Doug Friedline died on November 10, of a heart attack, at the age of 49. He had been been a leading political consultant for anyone who ran for office outside the major parties. He had worked for Ross Perot and had assumed leadership in Jesse Ventura’s campaign. He had also worked for at least one Libertarian gubernatorial candidate, in New Jersey, and had been working for Max Linn (Reform Party candidate for Governor of Florida) this year. Friedline’s home was in Chappaqua, New York, but he died in Treasure Island, Florida. Thanks to Darcy Richardson for this news.
Ballot Access News is only aware of eleven instances at which minor parties won partisan elections on November 7, 2006. If anyone knows of any not mentioned below, please comment.
The known instances for state office are six Vermont Progressives elected to the Vermont House, and one Constitution Party nominee elected to the Montana House.
For local partisan office, the list is: Libertarian Steve Coffman elected to the Liberty Township Board in Henry County, Indiana; Libertarian Conley Tillson elected to the Clay Township Board in Wayne County, Indiana; Jackie Berg, Constitution Party nominee elected Clerk-Treasurer of Eureka County; Cel Ochoa, Constitution Party nominee elected Constable in Searchlight, Nevada. These local office minor party nominees all defeated major party nominees, with one exception. In the Clay Township Board election, three members were to be elected, yet only two Republicans (and no Democrats) ran against three Libertarians.
In 2008, an independent presidential candidate in Texas will need 74,108 signatures. But a new party will need 43,939 signatures.
Completion of a new party petition will enable that party to nominate someone for every partisan office in the state. With 254 counties, all using partisan elections, each electing at least six or seven county offices, plus all the state and federal offices, a single new party petition could potentially add several thousand candidates to the November 2008 ballot.
But an independent presidential petition only adds one name to the ballot.

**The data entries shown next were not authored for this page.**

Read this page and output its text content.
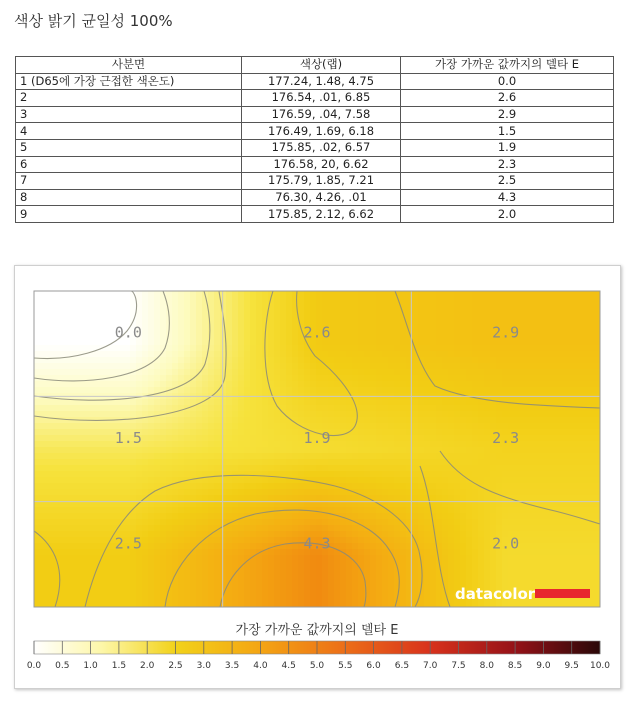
색상 밝기 균일성 100%
사분면	색상(랩)	가장 가까운 값까지의 델타 E
1 (D65에 가장 근접한 색온도)	177.24, 1.48, 4.75	0.0
2	176.54, .01, 6.85	2.6
3	176.59, .04, 7.58	2.9
4	176.49, 1.69, 6.18	1.5
5	175.85, .02, 6.57	1.9
6	176.58, 20, 6.62	2.3
7	175.79, 1.85, 7.21	2.5
8	76.30, 4.26, .01	4.3
9	175.85, 2.12, 6.62	2.0
0.0	2.6	2.9
1.5	1.9	2.3
2.5	4.3	2.0
datacolor
가장 가까운 값까지의 델타 E
0.0 0.5 1.0 1.5 2.0 2.5 3.0 3.5 4.0 4.5 5.0 5.5 6.0 6.5 7.0 7.5 8.0 8.5 9.0 9.5 10.0
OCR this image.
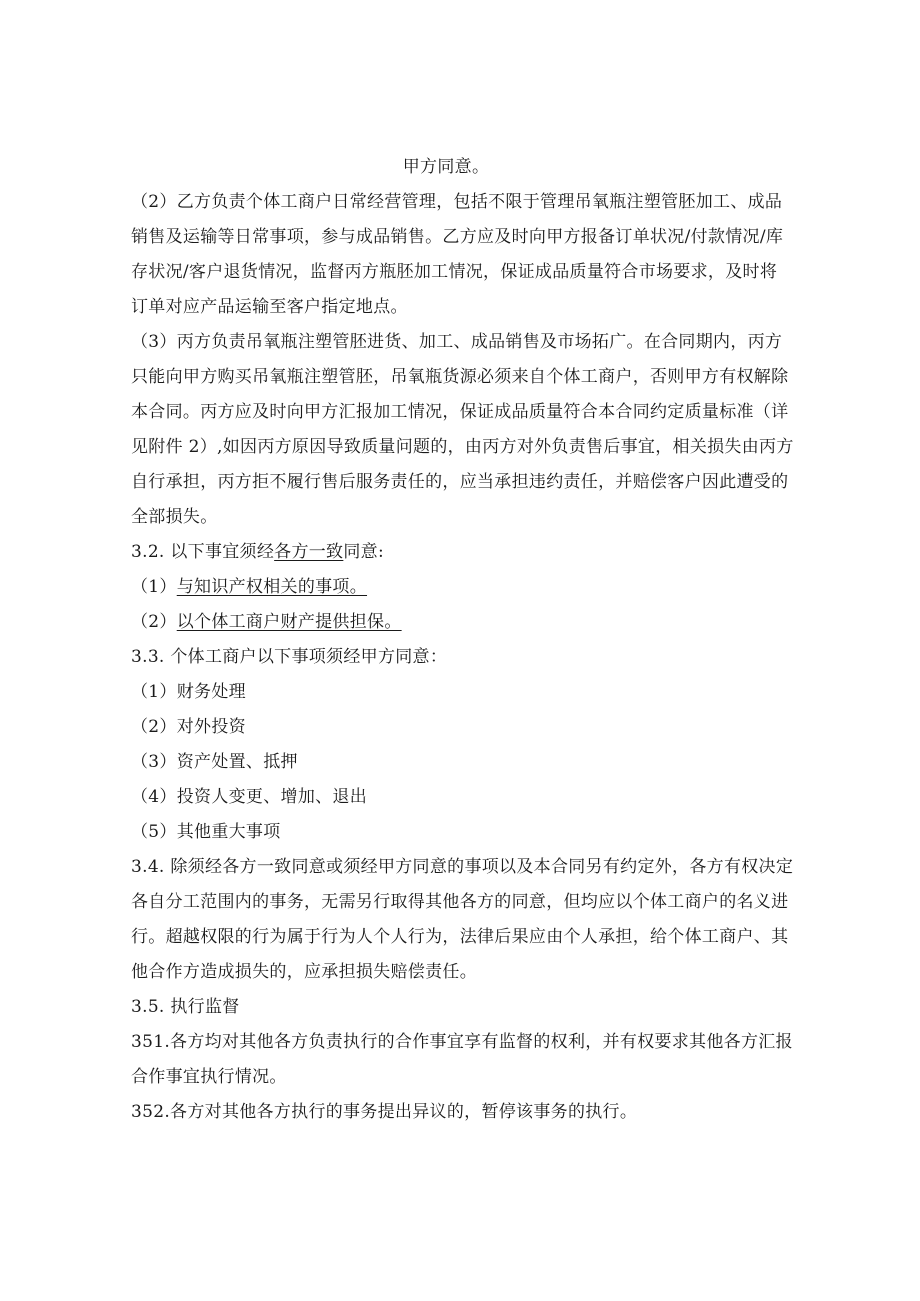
甲方同意。
（2）乙方负责个体工商户日常经营管理，包括不限于管理吊氧瓶注塑管胚加工、成品
销售及运输等日常事项，参与成品销售。乙方应及时向甲方报备订单状况/付款情况/库
存状况/客户退货情况，监督丙方瓶胚加工情况，保证成品质量符合市场要求，及时将
订单对应产品运输至客户指定地点。
（3）丙方负责吊氧瓶注塑管胚进货、加工、成品销售及市场拓广。在合同期内，丙方
只能向甲方购买吊氧瓶注塑管胚，吊氧瓶货源必须来自个体工商户，否则甲方有权解除
本合同。丙方应及时向甲方汇报加工情况，保证成品质量符合本合同约定质量标准（详
见附件 2）,如因丙方原因导致质量问题的，由丙方对外负责售后事宜，相关损失由丙方
自行承担，丙方拒不履行售后服务责任的，应当承担违约责任，并赔偿客户因此遭受的
全部损失。
3.2. 以下事宜须经各方一致同意:
（1）与知识产权相关的事项。
（2）以个体工商户财产提供担保。
3.3. 个体工商户以下事项须经甲方同意：
（1）财务处理
（2）对外投资
（3）资产处置、抵押
（4）投资人变更、增加、退出
（5）其他重大事项
3.4. 除须经各方一致同意或须经甲方同意的事项以及本合同另有约定外，各方有权决定
各自分工范围内的事务，无需另行取得其他各方的同意，但均应以个体工商户的名义进
行。超越权限的行为属于行为人个人行为，法律后果应由个人承担，给个体工商户、其
他合作方造成损失的，应承担损失赔偿责任。
3.5. 执行监督
351.各方均对其他各方负责执行的合作事宜享有监督的权利，并有权要求其他各方汇报
合作事宜执行情况。
352.各方对其他各方执行的事务提出异议的，暂停该事务的执行。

Clearly, it is absurd for Texas to require 30,000 more signatures for an independent presidential candidate than for an entire new party. If anyone in Texas reads this, please ask your state legislator for a bill to ease the independent presidential petition. Another foolish aspect of the Texas presidential law is that statewide independent candidates for office other than president need 43,939 signatures in 2008, rather than 74,108. Still another foolish aspect is that independent petitions are due two weeks before the new party petition.
The United States has had popular elections for U.S. Senate starting in 1914. In the entire history of these elections, there had never been a U.S. Senate election in which the combined Democratic-Republican Party vote for U.S. Senate had fallen below one-third of the vote, until November 7, 2006. In that election, in Vermont, over two-thirds of the voters chose someone who wasn’t a Democrat or a Republican. Of course, the vast bulk of this “other” vote went to Bernie Sanders, who received 65% of the vote. The total “other” vote in the Vermont race was 67.6%.
Previous to 2006, the record had been in Minnesota in 1928, when 66.3% of the voters had voted for someone other than a Democrat or Republican.
In the opinion of Ballot Access News, a model state ballot access for minor parties would closely resemble the laws in place in Colorado, Delaware and Louisiana. Ballot-qualified status for a minor party should be based on whether it has a reasonable number of registered voters. It should not be based on a party’s vote in the previous election. Colorado and Louisiana define a ballot-qualified minor party to be a group with 1,000 registered voters; Delaware defines it to be a group with registration of one-twentieth of 1% of the state total.
Of course, this model law cannot be applied in the 21 states that do not have registration by party.
The advantage of using registration data, instead of votes cast at a previous election, are: (1) registration data is current, whereas votes in a previous election are not. Sometimes parties that pass the vote test in a previous election cease to exist. California recognized the Natural Law Party in 2004 and 2006, because it had polled 2% in 2002. But the party had ceased to exist in 2004 and 2006, and California wasted money printing up Natural Law Party ballots when no one ran in that party’s primary in either year.
(2) Using a voter registration test, instead of a vote test, gives minor parties the option to skip the statewide races, if they wish, and just concentrate on offices that are easier to win, such as state legislative seats and partisan county and city offices. But when a statewide vote test is used, minor parties are forced to compete in statewide contests even if they may not wish to.
(3) Voter registration tests do not cost much money to administer. By contrast, petitions, as a method to qualify new parties, do force elections officials to waste public money on the petition-checking process. Petition-checking generally costs 10 cents per signature. And if elections officials use the challenge system, and don’t check petitions unless a private group challenges the petition, the results are often unjust. Petitioning parties are least likely to be challenged if those parties have so little appeal that they don’t threaten either major party, and most likely to be challenged if they have real voter support.
(4) Petitioning is inherently flawed. There are always illegible signatures. There are always signatures from people who have moved and re-registered so recently that the voter registration records are not up to date. Disputes about the number of valid signatures are costly to resolve.